Ahora desde esta esquina del patio, con tus patas
ancladas a la tierra, tu mirada fija al poniente y a la enredadera, tu pelaje
de cemento que no alborota la brisa… ahora, cuando lleguen los niños, porque es
hora de visita, a esta casa donde vivió Juan Ramón, se llenaran de colores los
arriates, de risas, de preguntas, porque los niños, Platero, no saben la
diferencia entre la realidad y la fantasía y querrán acariciar al burrito
pequeño y peludo, como de algodón y buscarán por el suelo los azabaches de tus ojos
sin encontrarlos y preguntarán al maestro el porqué de tu quietud, de tu
frialdad de estatua.
Ahora que pueden leerse los versos del poeta escritos en
la cal de las paredes, en los renglones amarillos de sus primeras notas, antes
de que trotases por su mente y te diera vida con el barro dúctil de su palabra,
antes de que tuvieras nombre, Platero, ya te añoraban las calles, los campos,
el cielo de Moguer.
Ahora que atesoro el instante de tenerte solo para mí, me dejas recostar a la sombra
de tu panza y describo en mi cuaderno
como pasó la vida por los cimientos y tú sigues estando vivo aún en la piedra.
Recorro las estancias
antes de que la luz, como pintada a zarpazos, deje en los tejados versos violeta.
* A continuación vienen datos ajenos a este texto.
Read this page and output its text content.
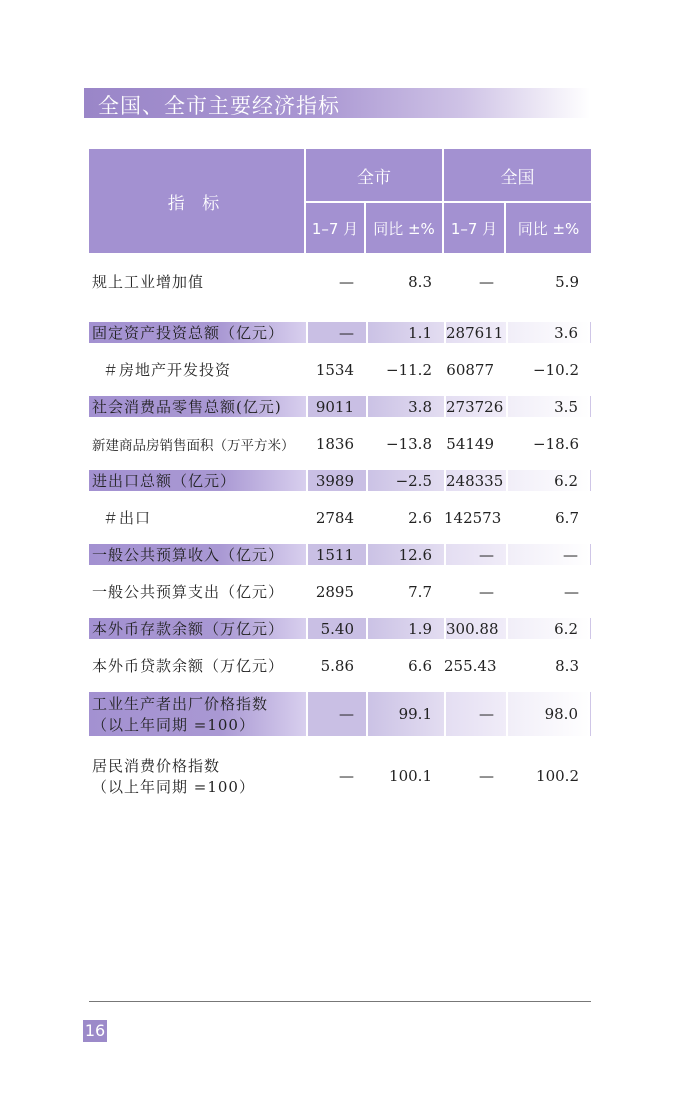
全国、全市主要经济指标
指 标	全市		全国	
	1–7 月	同比 ±%	1–7 月	同比 ±%
规上工业增加值	—	8.3	—	5.9

固定资产投资总额（亿元）	—	1.1	287611	3.6
＃房地产开发投资	1534	−11.2	60877	−10.2
社会消费品零售总额(亿元)	9011	3.8	273726	3.5
新建商品房销售面积（万平方米）	1836	−13.8	54149	−18.6
进出口总额（亿元）	3989	−2.5	248335	6.2
＃出口	2784	2.6	142573	6.7
一般公共预算收入（亿元）	1511	12.6	—	—
一般公共预算支出（亿元）	2895	7.7	—	—
本外币存款余额（万亿元）	5.40	1.9	300.88	6.2
本外币贷款余额（万亿元）	5.86	6.6	255.43	8.3

工业生产者出厂价格指数
（以上年同期 =100）	—	99.1	—	98.0

居民消费价格指数
（以上年同期 =100）	—	100.1	—	100.2
16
Huele a mastranto que crece junto a la pileta del agua donde
gotea la verde alegría de tu presencia.
La algarabía de las chicharras escondidas en los olivos,
el eco del arroyo y las esquilas de los rebaños se saben ocupas de tus alforjas,
Platero.
Y detrás de la cancela que da a la calle, se abre el
campo con sus páginas escritas de ti con la tinta indeleble de la ternura.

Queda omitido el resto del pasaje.